Gerakan Sabito terhenti kala telinganya mendengar ketukan pintu dari luar, semalam ini? siapa yang akan mengetuk pintu rumahnya? Aneh. Ketukan itu kembali berbunyi, seolah memaksa Sabito untuk membukanya dengan cepat, alisnya mengkerut. Dirinya berjalan ke arah pintu dan membukanya. Pria penuh luka itu.. kembali ia lihat setelah beberapa hari kejadian di bar. Sahabat lamanya? Mungkin bisa dikatakan begitu, tapi sirat matanya tak demikian. Sabito memiringkan kepalanya "Hey, lama-"

Bughh!

Sabito terlempar kebelakang, darah segar mengalir dari hidungnya. Mungkin patah, percayalah hal ini sudah terjadi tepat saat mereka SMA dan penyebabnya adalah hal yang sama. Giyu. Sanemi menutup pintu rumah Sabito, kakinya melangkah mendekati Sabito yang tersungkur di lantai. "What the heck is wrong with you, Sanemi!" Sabito menyeka darah yang terus mengalir dari hidungnya.

"Ada masalah apa sama gua? Harusnya gua yang nanya itu, Sabito!" Sanemi menarik kerah kemeja putih Sabito. Iris mata Sanemi seolah-olah merasuk kedalam dirinya. "Why on this earth you would take Giyu with you?!" Sanemi mengencangkan suaranya tepat di depan wajah Sabito. "Gua ga pernah bawa dia sama gua. You're the one who's left him alone!"

Sanemi melepaskan kerah Sabito dari genggamannya, membuat pria bersurai oranye itu terjatuh ke lantai. Tiba-tiba terdengar suara pintu terbuka, yang lain tak lain adalah Giyu. "Giyu! Masuk ke kamar!" Teriak Sabito. Sanemi menendang kasar Sabito, membiarkan pria itu dan menoleh ke asal suara. Dirinya tak sedikitpun beranjak, tak sedikit pula merasa terganggu dengan batuk yang dikeluarkan dari Sabito.

Kaki kecil itu melangkah pelan, ketakutan. Dirinya bersembunyi di balik dinding sebelum melihat Sanemi setelah beberapa bulan lamanya. Akhirnya ia memberanikan diri, matanya menangkap dengan jelas Sabito terkapar, darah bercucuran deras dari hidungnya. Sanemi tersenyum, lalu dalam titik itu juga senyumnya padam, digantikan dengan amarahnya yang semakin memuncak kala melihat perut yang awalnya rata itu sudah mengembang. Bisa ia pastikan, sedikiti lagi bayi itu akan lahir.

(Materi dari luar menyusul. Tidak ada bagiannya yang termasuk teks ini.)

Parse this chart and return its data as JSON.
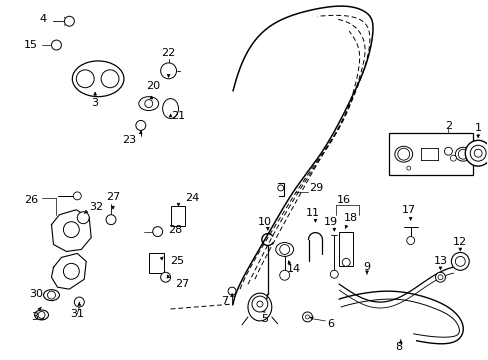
{
  "bg_color": "#ffffff",
  "fg_color": "#000000",
  "fig_width": 4.89,
  "fig_height": 3.6,
  "dpi": 100
}
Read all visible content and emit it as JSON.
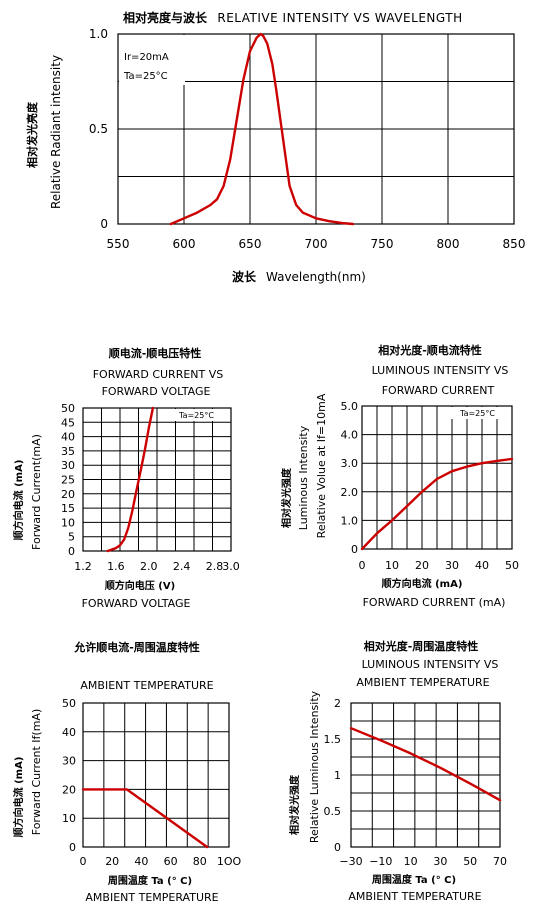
{
  "chart_data": [
    {
      "type": "line",
      "title_cn": "相对亮度与波长",
      "title": "RELATIVE INTENSITY VS WAVELENGTH",
      "xlabel_cn": "波长",
      "xlabel": "Wavelength(nm)",
      "ylabel_cn": "相对发光亮度",
      "ylabel": "Relative Radiant intensity",
      "xlim": [
        550,
        850
      ],
      "ylim": [
        0,
        1.0
      ],
      "x_ticks": [
        "550",
        "600",
        "650",
        "700",
        "750",
        "800",
        "850"
      ],
      "y_ticks": [
        "0",
        "0.5",
        "1.0"
      ],
      "conditions": [
        "Ir=20mA",
        "Ta=25°C"
      ],
      "grid": true,
      "x": [
        590,
        600,
        610,
        620,
        625,
        630,
        635,
        640,
        645,
        650,
        655,
        658,
        660,
        663,
        667,
        670,
        675,
        680,
        685,
        690,
        700,
        710,
        720,
        728
      ],
      "y": [
        0.0,
        0.03,
        0.06,
        0.1,
        0.13,
        0.2,
        0.34,
        0.55,
        0.76,
        0.91,
        0.98,
        1.0,
        0.99,
        0.95,
        0.84,
        0.7,
        0.45,
        0.2,
        0.1,
        0.06,
        0.03,
        0.015,
        0.005,
        0.0
      ]
    },
    {
      "type": "line",
      "title_cn": "顺电流-顺电压特性",
      "title_line1": "FORWARD CURRENT VS",
      "title_line2": "FORWARD VOLTAGE",
      "xlabel_cn": "顺方向电压 (V)",
      "xlabel": "FORWARD VOLTAGE",
      "ylabel_cn": "顺方向电流 (mA)",
      "ylabel": "Forward Current(mA)",
      "xlim": [
        1.2,
        3.0
      ],
      "ylim": [
        0,
        50
      ],
      "x_ticks": [
        "1.2",
        "1.6",
        "2.0",
        "2.4",
        "2.8",
        "3.0"
      ],
      "x_tick_values": [
        1.2,
        1.6,
        2.0,
        2.4,
        2.8,
        3.0
      ],
      "y_ticks": [
        "0",
        "5",
        "10",
        "15",
        "20",
        "25",
        "30",
        "35",
        "40",
        "45",
        "50"
      ],
      "conditions": [
        "Ta=25°C"
      ],
      "grid": true,
      "x": [
        1.5,
        1.6,
        1.65,
        1.7,
        1.75,
        1.8,
        1.85,
        1.9,
        1.95,
        2.0,
        2.05
      ],
      "y": [
        0,
        1,
        2,
        4,
        8,
        14,
        21,
        28,
        35,
        43,
        50
      ]
    },
    {
      "type": "line",
      "title_cn": "相对光度-顺电流特性",
      "title_line1": "LUMINOUS INTENSITY VS",
      "title_line2": "FORWARD CURRENT",
      "xlabel_cn": "顺方向电流 (mA)",
      "xlabel": "FORWARD CURRENT (mA)",
      "ylabel_cn": "相对发光强度",
      "ylabel_line1": "Luminous Intensity",
      "ylabel_line2": "Relative Volue at If=10mA",
      "xlim": [
        0,
        50
      ],
      "ylim": [
        0,
        5.0
      ],
      "x_ticks": [
        "0",
        "10",
        "20",
        "30",
        "40",
        "50"
      ],
      "y_ticks": [
        "0",
        "1.0",
        "2.0",
        "3.0",
        "4.0",
        "5.0"
      ],
      "conditions": [
        "Ta=25°C"
      ],
      "grid": true,
      "x": [
        0,
        5,
        10,
        15,
        20,
        25,
        30,
        35,
        40,
        45,
        50
      ],
      "y": [
        0,
        0.55,
        1.0,
        1.5,
        2.0,
        2.45,
        2.72,
        2.88,
        3.0,
        3.08,
        3.15
      ]
    },
    {
      "type": "line",
      "title_cn": "允许顺电流-周围温度特性",
      "title_line2": "AMBIENT TEMPERATURE",
      "xlabel_cn": "周围温度 Ta (° C)",
      "xlabel": "AMBIENT TEMPERATURE",
      "ylabel_cn": "顺方向电流 (mA)",
      "ylabel": "Forward Current If(mA)",
      "xlim": [
        0,
        100
      ],
      "ylim": [
        0,
        50
      ],
      "x_ticks": [
        "0",
        "20",
        "40",
        "60",
        "80",
        "1OO"
      ],
      "x_tick_values": [
        0,
        20,
        40,
        60,
        80,
        100
      ],
      "y_ticks": [
        "0",
        "10",
        "20",
        "30",
        "40",
        "50"
      ],
      "grid": true,
      "x": [
        0,
        30,
        85
      ],
      "y": [
        20,
        20,
        0
      ]
    },
    {
      "type": "line",
      "title_cn": "相对光度-周围温度特性",
      "title_line1": "LUMINOUS INTENSITY VS",
      "title_line2": "AMBIENT TEMPERATURE",
      "xlabel_cn": "周围温度 Ta (° C)",
      "xlabel": "AMBIENT TEMPERATURE",
      "ylabel_cn": "相对发光强度",
      "ylabel": "Relative Luminous Intensity",
      "xlim": [
        -30,
        70
      ],
      "ylim": [
        0,
        2
      ],
      "x_ticks": [
        "−30",
        "−10",
        "10",
        "30",
        "50",
        "70"
      ],
      "x_tick_values": [
        -30,
        -10,
        10,
        30,
        50,
        70
      ],
      "y_ticks": [
        "0",
        "0.5",
        "1",
        "1.5",
        "2"
      ],
      "y_tick_values": [
        0,
        0.5,
        1,
        1.5,
        2
      ],
      "grid": true,
      "x": [
        -30,
        -10,
        10,
        30,
        50,
        70
      ],
      "y": [
        1.65,
        1.48,
        1.3,
        1.1,
        0.88,
        0.65
      ]
    }
  ]
}
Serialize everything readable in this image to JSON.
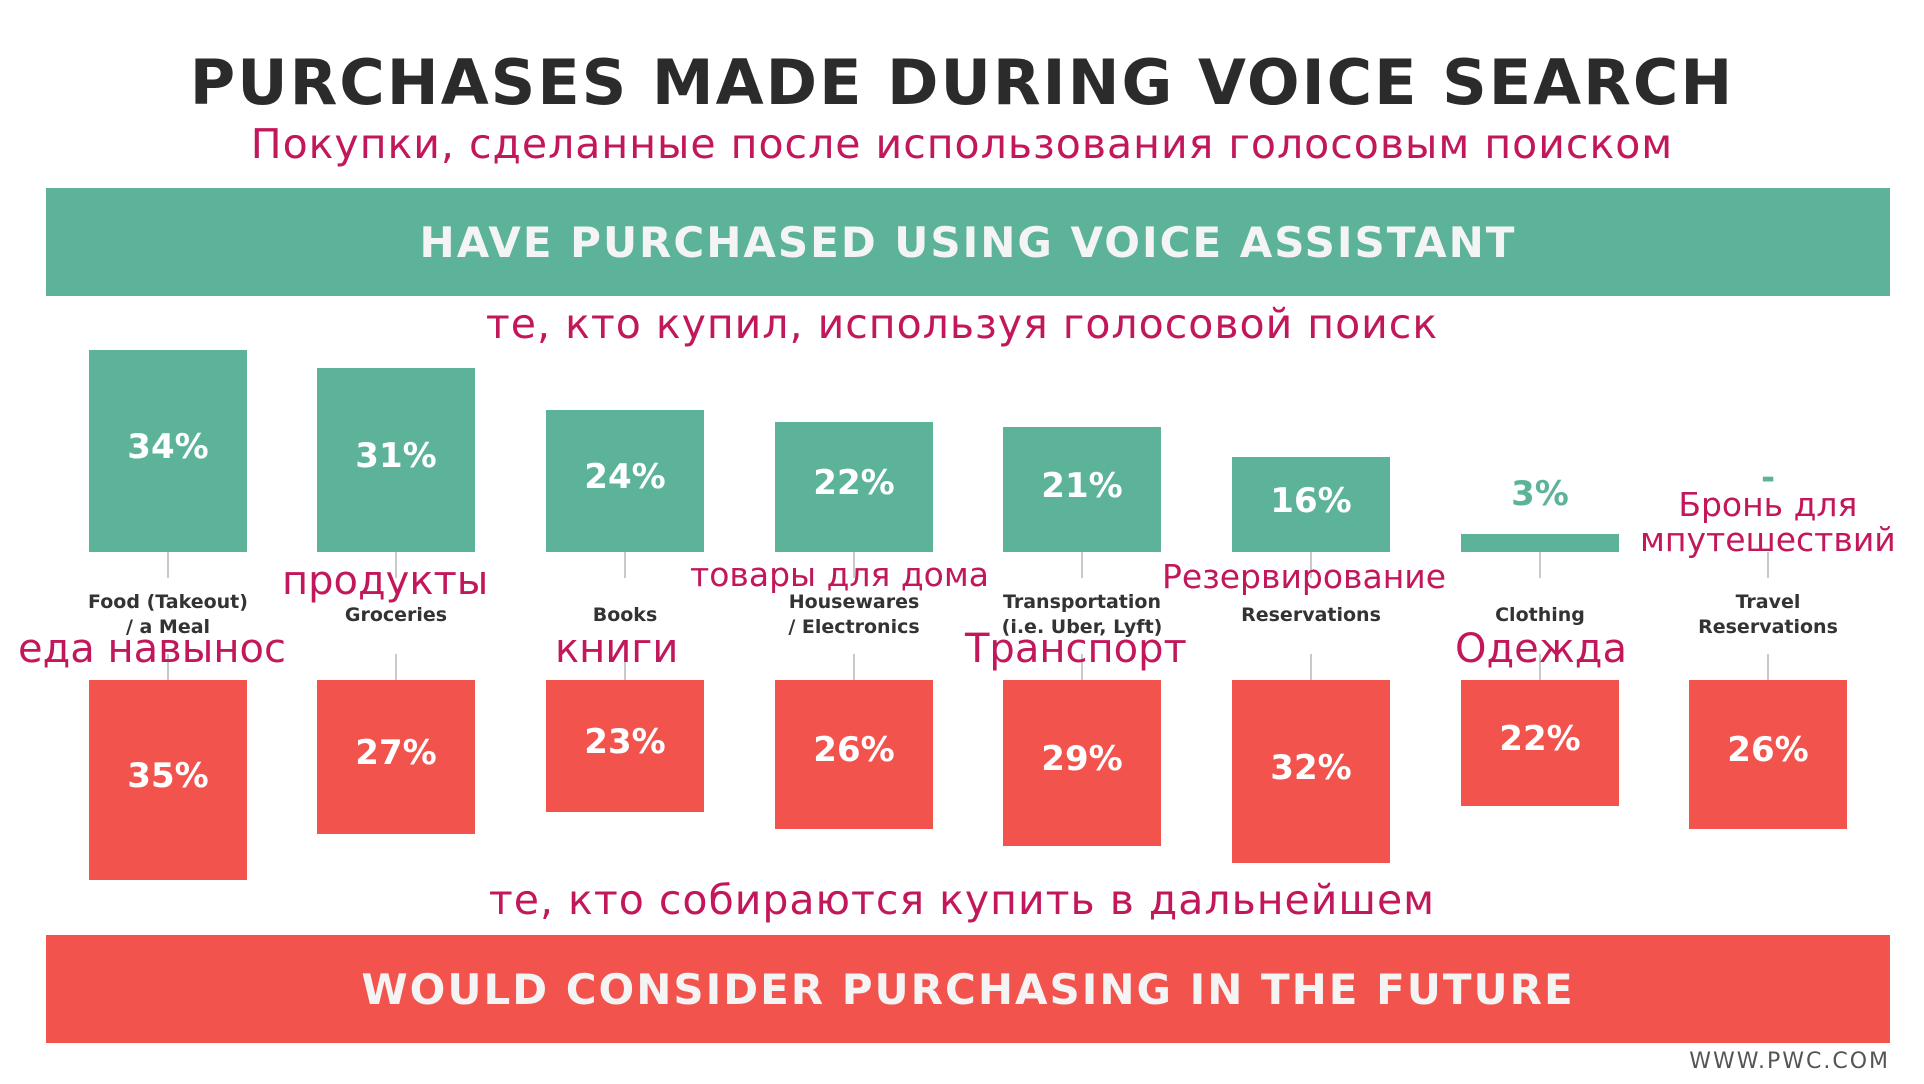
{
  "header": {
    "title": "PURCHASES MADE DURING VOICE SEARCH",
    "subtitle_ru": "Покупки, сделанные после использования голосовым поиском"
  },
  "banners": {
    "top": "HAVE PURCHASED USING VOICE ASSISTANT",
    "top_ru": "те, кто купил, используя голосовой поиск",
    "bottom_ru": "те, кто собираются купить в дальнейшем",
    "bottom": "WOULD CONSIDER PURCHASING IN THE FUTURE"
  },
  "source": "WWW.PWC.COM",
  "colors": {
    "purchased": "#5cb39a",
    "future": "#f2534d",
    "ru_text": "#c2185b"
  },
  "chart_data": {
    "type": "bar",
    "categories": [
      "Food (Takeout)\n/ a Meal",
      "Groceries",
      "Books",
      "Housewares\n/ Electronics",
      "Transportation\n(i.e. Uber, Lyft)",
      "Reservations",
      "Clothing",
      "Travel\nReservations"
    ],
    "categories_ru": [
      "еда навынос",
      "продукты",
      "книги",
      "товары для дома",
      "Транспорт",
      "Резервирование",
      "Одежда",
      "Бронь для\nмпутешествий"
    ],
    "series": [
      {
        "name": "HAVE PURCHASED USING VOICE ASSISTANT",
        "values": [
          34,
          31,
          24,
          22,
          21,
          16,
          3,
          null
        ],
        "labels": [
          "34%",
          "31%",
          "24%",
          "22%",
          "21%",
          "16%",
          "3%",
          "-"
        ]
      },
      {
        "name": "WOULD CONSIDER PURCHASING IN THE FUTURE",
        "values": [
          35,
          27,
          23,
          26,
          29,
          32,
          22,
          26
        ],
        "labels": [
          "35%",
          "27%",
          "23%",
          "26%",
          "29%",
          "32%",
          "22%",
          "26%"
        ]
      }
    ]
  }
}
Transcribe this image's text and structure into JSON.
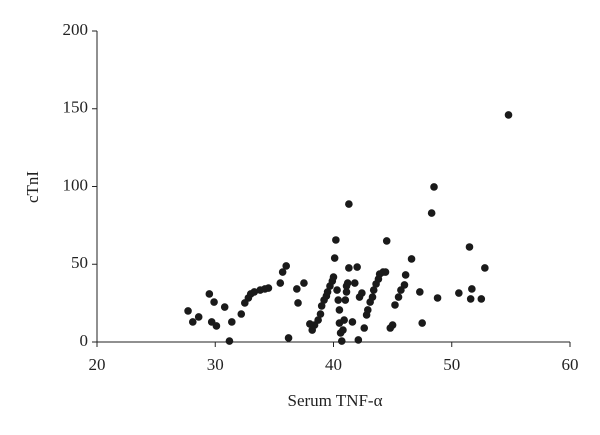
{
  "chart_data": {
    "type": "scatter",
    "x_label": "Serum TNF-α",
    "y_label": "cTnI",
    "color": "#1a1a1a",
    "x": [
      27.7,
      28.1,
      28.6,
      29.5,
      29.9,
      29.7,
      30.1,
      30.8,
      31.2,
      31.4,
      32.2,
      32.5,
      32.8,
      33.0,
      33.3,
      33.8,
      34.2,
      34.5,
      35.5,
      35.7,
      36.0,
      36.2,
      36.9,
      37.0,
      37.5,
      38.0,
      38.2,
      38.4,
      38.7,
      38.9,
      39.0,
      39.2,
      39.4,
      39.5,
      39.7,
      39.9,
      40.0,
      40.1,
      40.2,
      40.3,
      40.4,
      40.5,
      40.5,
      40.6,
      40.7,
      40.8,
      40.9,
      41.0,
      41.1,
      41.1,
      41.2,
      41.3,
      41.3,
      41.6,
      41.8,
      42.0,
      42.1,
      42.2,
      42.4,
      42.6,
      42.8,
      42.9,
      43.1,
      43.3,
      43.4,
      43.6,
      43.8,
      43.9,
      44.2,
      44.4,
      44.5,
      44.8,
      45.0,
      45.2,
      45.5,
      45.7,
      46.0,
      46.1,
      46.6,
      47.3,
      47.5,
      48.3,
      48.5,
      48.8,
      50.6,
      51.5,
      51.7,
      51.6,
      52.5,
      52.8,
      54.8
    ],
    "y": [
      20,
      12.9,
      16.1,
      30.9,
      25.7,
      12.9,
      10.3,
      22.5,
      0.6,
      12.9,
      18,
      25.1,
      28.3,
      30.9,
      32.2,
      33.4,
      34.1,
      34.7,
      37.9,
      45,
      48.9,
      2.6,
      34.1,
      25.1,
      37.9,
      11.6,
      7.7,
      10.9,
      14.1,
      18,
      23.2,
      27,
      29.6,
      32.2,
      36,
      39.2,
      41.8,
      54,
      65.6,
      33.4,
      27,
      20.6,
      12.2,
      5.8,
      0.6,
      7.7,
      14.1,
      27,
      32.2,
      36,
      37.9,
      88.7,
      47.6,
      12.9,
      37.9,
      48.2,
      1.3,
      28.9,
      31.5,
      9,
      17.4,
      20.6,
      25.7,
      28.9,
      33.4,
      37.3,
      40.5,
      43.7,
      45,
      45,
      65,
      9,
      10.9,
      23.8,
      28.9,
      33.4,
      36.7,
      43.1,
      53.4,
      32.2,
      12.2,
      82.9,
      99.7,
      28.3,
      31.5,
      61.1,
      34.1,
      27.7,
      27.7,
      47.6,
      146
    ],
    "xlim": [
      20,
      60
    ],
    "xticks": [
      20,
      30,
      40,
      50,
      60
    ],
    "ylim": [
      0,
      200
    ],
    "yticks": [
      0,
      50,
      100,
      150,
      200
    ]
  }
}
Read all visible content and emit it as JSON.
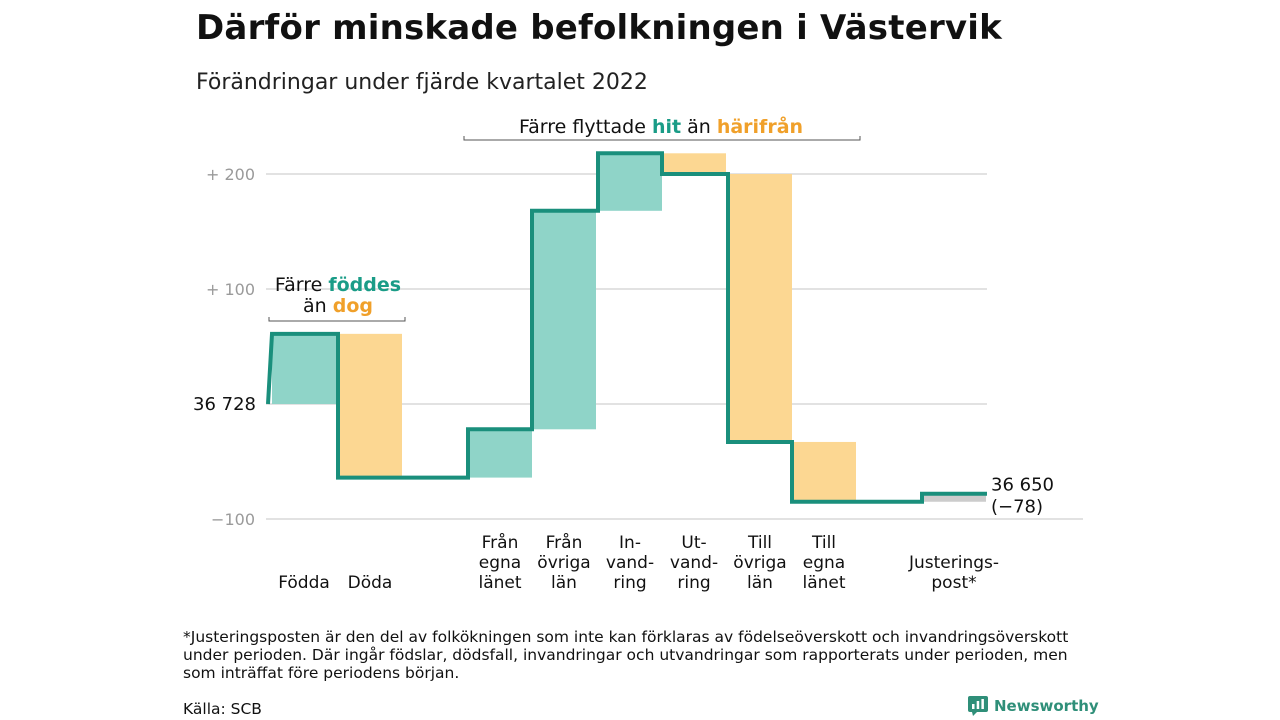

Ia benar-benar tak menduga kalau Giyu hamil, masih ia ingat tubuh itu tak terisi sebelumnya. Di foto yang Obanai kirim, Giyu tak terlihat seperti orang hamil, dapat dipastikan itu karena sudut yang Obanai ambil dari belakang, perut besar itu pasti tidak terlihat.

Sanemi berbalik badan kembali menarik Sabito yang sudah di ambang batasnya, menonjok perut bahkan wajahnya dengan brutal, melupakan fakta bahwa keduanya adalah sahabat. "SABITO!!!" Giyu panik, dengan cepat ia mendekati Sanemi dan berusaha melerai keduanya. Dari pandangannya, tak sedikitpun Sabito melakukan pembalasan. Terlihat dari badan Sanemi yang baik-baik saja. Sabito kemudian bangkit dan melawan Sanemi, Sahabatnya, telah berubah.

"KENAPA LO HAMILIN PUNYA ORANG BAJINGAN!" Salah paham, semuanya salah paham. Giyu memegang lengan Sanemi, menariknya kencang. Walau sayang tenagannya tak ada apa-apa ketimbang Sanemi dan badannya yang besar itu. "Sane! Kamu salah paham!" Sanemi mendaratkan satu tonjokan ke arah Sabito, tapi sebelum hal itu terjadi ia malah tak sengaja mendorong Giyu ke belakang. Keduanya terhenti, Giyu terhuyung dan jatuh terduduk. Terlihat air ketuban sudah pecah.

"BAJINGAN! TELEPON AMBULANS!!" Teriak Sabito.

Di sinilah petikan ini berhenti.